Universalis, your very own breviary in pixels...

Sunday, 9 March 2008

A Design to Set Thoughts Aloft

An interesting article about a planned chapel at a Franciscan school on Long Island.I like, among other things, that this fellow does not blame "VaticanTwo" for the sheer unsightliness of so many of the newer Catholic churches in this country. The Cult of the Ugly and the Mediocre was already well established before the Council...
http://www.nytimes.com/2008/03/09/realestate/09lizo.html?_r=1&ref=realestate&oref=slogin
BROTHER GARY CREGAN, a Franciscan friar and the principal of St.

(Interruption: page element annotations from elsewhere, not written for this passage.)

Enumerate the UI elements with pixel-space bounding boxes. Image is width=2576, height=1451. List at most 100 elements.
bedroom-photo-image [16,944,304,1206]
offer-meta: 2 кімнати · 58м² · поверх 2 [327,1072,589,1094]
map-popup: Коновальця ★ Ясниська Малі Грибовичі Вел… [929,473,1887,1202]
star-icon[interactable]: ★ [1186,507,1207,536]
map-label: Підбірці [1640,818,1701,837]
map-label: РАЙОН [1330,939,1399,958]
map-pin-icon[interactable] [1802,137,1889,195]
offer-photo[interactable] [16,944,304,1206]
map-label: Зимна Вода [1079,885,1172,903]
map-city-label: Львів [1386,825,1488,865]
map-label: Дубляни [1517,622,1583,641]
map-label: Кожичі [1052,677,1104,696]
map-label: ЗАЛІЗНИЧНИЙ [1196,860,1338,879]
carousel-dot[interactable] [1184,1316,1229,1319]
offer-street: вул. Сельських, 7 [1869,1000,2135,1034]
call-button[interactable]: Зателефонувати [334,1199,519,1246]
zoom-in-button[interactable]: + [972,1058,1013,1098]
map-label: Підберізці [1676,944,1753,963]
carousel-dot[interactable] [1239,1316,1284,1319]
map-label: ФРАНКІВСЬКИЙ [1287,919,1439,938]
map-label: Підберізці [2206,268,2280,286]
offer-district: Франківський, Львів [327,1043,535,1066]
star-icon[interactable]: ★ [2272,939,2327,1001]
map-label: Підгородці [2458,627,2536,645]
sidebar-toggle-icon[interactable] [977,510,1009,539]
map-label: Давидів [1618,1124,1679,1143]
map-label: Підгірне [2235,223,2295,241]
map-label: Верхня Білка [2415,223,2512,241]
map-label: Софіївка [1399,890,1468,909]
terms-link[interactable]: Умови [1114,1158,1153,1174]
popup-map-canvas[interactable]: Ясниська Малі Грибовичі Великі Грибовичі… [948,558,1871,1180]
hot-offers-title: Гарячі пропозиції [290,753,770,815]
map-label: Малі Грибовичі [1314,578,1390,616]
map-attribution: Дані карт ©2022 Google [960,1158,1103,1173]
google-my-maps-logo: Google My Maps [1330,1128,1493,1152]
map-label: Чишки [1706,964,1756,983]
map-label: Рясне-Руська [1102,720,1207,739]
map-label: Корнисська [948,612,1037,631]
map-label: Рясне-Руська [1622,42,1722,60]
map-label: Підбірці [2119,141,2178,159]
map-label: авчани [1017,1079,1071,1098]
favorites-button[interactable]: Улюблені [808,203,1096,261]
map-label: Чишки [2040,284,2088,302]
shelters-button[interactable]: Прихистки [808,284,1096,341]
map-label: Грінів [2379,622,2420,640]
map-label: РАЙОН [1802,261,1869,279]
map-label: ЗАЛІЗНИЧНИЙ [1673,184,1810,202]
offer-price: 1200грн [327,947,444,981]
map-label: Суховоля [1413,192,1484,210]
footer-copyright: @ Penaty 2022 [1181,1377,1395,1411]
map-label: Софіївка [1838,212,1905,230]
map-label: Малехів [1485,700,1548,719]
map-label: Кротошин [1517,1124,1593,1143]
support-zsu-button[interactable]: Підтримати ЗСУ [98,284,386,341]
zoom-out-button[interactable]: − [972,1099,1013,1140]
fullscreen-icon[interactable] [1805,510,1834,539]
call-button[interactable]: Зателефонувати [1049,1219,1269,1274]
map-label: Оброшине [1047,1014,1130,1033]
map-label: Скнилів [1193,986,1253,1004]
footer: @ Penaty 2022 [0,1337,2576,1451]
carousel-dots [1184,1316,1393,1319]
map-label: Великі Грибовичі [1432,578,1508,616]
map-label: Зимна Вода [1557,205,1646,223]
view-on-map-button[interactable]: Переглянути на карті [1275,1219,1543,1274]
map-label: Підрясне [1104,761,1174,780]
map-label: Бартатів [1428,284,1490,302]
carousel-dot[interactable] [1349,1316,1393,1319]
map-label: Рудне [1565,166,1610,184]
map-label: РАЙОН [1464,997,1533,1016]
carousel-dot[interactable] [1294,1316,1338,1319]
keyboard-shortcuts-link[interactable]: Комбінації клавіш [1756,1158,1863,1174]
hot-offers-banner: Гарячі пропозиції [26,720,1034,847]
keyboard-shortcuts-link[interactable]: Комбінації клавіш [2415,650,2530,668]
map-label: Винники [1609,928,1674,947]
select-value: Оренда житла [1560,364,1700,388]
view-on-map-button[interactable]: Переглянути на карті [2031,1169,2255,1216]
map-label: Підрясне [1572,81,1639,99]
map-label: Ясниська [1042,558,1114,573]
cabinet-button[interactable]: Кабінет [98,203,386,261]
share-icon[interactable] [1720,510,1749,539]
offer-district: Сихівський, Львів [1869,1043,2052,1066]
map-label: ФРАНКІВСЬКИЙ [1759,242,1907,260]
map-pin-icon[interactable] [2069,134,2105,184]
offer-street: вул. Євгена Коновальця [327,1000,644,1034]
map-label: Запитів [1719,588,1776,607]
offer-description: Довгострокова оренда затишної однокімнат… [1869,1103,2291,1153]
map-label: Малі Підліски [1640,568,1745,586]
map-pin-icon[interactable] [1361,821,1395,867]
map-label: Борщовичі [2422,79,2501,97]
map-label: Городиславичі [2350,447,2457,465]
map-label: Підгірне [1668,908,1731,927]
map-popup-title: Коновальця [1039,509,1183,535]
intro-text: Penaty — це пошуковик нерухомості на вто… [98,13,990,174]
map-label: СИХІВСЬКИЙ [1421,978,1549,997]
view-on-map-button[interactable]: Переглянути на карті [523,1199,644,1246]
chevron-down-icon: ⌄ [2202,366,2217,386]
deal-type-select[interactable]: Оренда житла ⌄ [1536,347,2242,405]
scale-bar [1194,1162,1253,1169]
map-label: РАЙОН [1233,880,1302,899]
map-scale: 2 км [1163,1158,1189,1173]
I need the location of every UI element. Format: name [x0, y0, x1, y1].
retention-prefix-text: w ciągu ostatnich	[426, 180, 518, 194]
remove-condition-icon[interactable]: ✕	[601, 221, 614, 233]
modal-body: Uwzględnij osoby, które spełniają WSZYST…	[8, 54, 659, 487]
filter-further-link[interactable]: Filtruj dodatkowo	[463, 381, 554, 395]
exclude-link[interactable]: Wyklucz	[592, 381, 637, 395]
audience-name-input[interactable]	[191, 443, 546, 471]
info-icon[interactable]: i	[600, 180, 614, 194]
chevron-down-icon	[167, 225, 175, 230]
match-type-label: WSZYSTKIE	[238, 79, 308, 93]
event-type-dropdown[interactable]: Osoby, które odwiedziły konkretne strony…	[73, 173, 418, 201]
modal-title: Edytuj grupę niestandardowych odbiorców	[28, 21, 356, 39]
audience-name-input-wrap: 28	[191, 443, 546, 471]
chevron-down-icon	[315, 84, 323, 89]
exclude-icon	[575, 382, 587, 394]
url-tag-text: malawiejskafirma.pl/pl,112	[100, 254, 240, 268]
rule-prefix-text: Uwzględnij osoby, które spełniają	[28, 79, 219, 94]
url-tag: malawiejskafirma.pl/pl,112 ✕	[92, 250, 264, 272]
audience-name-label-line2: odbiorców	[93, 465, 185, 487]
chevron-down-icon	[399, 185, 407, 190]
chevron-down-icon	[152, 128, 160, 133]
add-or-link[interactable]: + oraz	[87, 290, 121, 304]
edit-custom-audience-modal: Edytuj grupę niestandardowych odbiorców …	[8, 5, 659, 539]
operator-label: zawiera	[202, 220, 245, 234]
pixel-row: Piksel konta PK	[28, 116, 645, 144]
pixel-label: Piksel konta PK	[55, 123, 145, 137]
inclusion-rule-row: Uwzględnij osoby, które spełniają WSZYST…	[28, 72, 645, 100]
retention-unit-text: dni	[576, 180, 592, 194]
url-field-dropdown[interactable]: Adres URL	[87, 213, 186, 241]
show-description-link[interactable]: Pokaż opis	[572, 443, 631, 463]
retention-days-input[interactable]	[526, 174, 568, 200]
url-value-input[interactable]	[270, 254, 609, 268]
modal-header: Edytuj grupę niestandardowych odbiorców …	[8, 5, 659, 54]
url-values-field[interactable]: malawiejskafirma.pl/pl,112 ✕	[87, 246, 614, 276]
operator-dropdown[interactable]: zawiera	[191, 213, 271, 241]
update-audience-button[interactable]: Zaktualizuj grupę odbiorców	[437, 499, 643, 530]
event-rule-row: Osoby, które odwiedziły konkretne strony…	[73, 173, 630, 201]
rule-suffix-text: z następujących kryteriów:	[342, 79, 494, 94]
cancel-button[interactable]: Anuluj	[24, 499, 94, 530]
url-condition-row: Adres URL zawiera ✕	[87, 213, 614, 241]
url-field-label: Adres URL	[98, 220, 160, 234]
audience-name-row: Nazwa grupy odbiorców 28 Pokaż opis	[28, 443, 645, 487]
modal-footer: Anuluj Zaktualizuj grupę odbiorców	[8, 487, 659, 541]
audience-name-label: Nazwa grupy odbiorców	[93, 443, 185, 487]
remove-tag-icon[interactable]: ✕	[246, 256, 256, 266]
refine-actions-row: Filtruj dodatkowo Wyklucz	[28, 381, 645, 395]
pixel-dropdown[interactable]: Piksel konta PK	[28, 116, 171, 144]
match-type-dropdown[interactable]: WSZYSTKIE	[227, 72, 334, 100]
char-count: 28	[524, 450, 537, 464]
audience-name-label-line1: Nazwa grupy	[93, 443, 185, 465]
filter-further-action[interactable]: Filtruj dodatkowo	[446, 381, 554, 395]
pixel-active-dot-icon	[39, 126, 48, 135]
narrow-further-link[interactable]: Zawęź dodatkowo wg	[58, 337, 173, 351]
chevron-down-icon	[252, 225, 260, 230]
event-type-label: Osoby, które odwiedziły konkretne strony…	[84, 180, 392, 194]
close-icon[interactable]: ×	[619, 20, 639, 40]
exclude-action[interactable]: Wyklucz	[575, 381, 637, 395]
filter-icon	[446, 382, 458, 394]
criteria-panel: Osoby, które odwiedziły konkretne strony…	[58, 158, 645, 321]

Anthony’s High School here, speaks plainly when discussing the modernist architecture of many area parochial schools and churches built in the mid-20th century.
“I have a general disgust for Catholic architecture since the 1950s,” he said recently. ...he becomes animated — even enthusiastic — as he discusses the high school’s plan to build a new, more traditional chapel.
The $3 million structure, designed by Baldassano Architecture, is inspired by a 12th-century Romanesque apse that is part of the Cloisters collection of the Metropolitan Museum of Art in Upper Manhattan, according to Alex Badalamenti, one of the architects who worked on the school’s design.
Many modernist churches, he added, are laid out horizontally. The school chapel that is being replaced, for example, is integrated into a side wing of the building with a classroom-style entry door, across the hall from a science lab. Its ceilings are eight feet high, and behind the pews there is a small niche with an electronic keyboard.
By contrast, the new building and its tower are rising from behind a glass corridor that connects the two wings of the school — classrooms on one side and the gym and auditorium on the other.Brother Cregan and other Franciscans who “want to stress verticality,” he said, believe that the new chapel, with its soaring 30-foot ceilings, will teach teenagers that they are “worshiping God, not each other.”
In church architecture, the return to traditionalism is a trend across the country, according to Duncan Stroik, a specialist in the design of Catholic churches.Mr. Stroik is also a professor at the University of Notre Dame. in the school’s classical architecture and traditional cities program, one of the few of its kind.

1 comment:

Sir Monocle said...

Refreshing - God bless the Franciscans!